Riassumendo, si può affermare che le malattie della tiroide costituiscono la patologia endocrina più diffusa. Le alterazioni della funzione tiroidea influenzano tutto l’organismo e la loro correzione contribuisce al ripristino di uno stato di benessere dell’individuo. La frequente familiarità delle malattie tiroidee (autoimmuni) suggerisce che, in molti casi, sia opportuno estendere le indagini ai familiari dei pazienti affetti.

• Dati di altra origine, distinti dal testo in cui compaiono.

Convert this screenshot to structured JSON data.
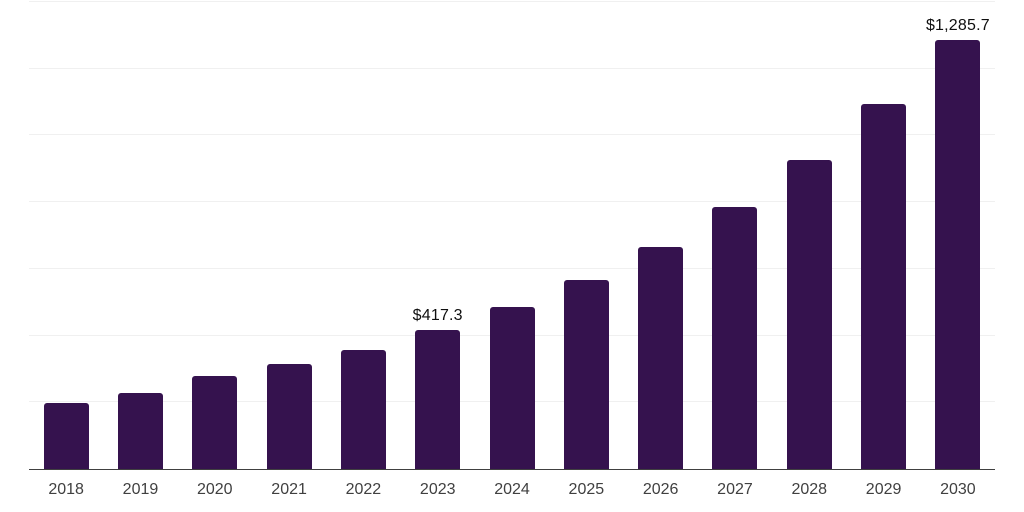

La Settimana Mondiale della Tiroide che si è appena conclusa ha il significato e l’obiettivo di sensibilizzare, non solo in Italia, ma in tutto il mondo, la popolazione su queste problematiche, anche attraverso incontri con la popolazione, articoli divulgativi, una conferenza stampa dei Presidenti delle principali Società Scientifiche. Non solo questo. In un paese in cui la patologia nodulare è così diffusa, è di estrema importanza che venga promossa fortemente la regolare utilizzazione del sale iodato (cioè, addizionato con una piccola quantità di iodio), perché il nostro paese è tradizionalmente carente di iodio. La carenza iodica è uno dei fattori patogenetici più importanti per la formazione del gozzo e la comparsa dei noduli. Quindi, poco sale, per evitare l’ipertensione ed altri problemi cardiovascolari, ma iodato, per fornire alla tiroide la giusta quantità di “carburante” per un’adeguata produzione ormonale da parte della tiroide.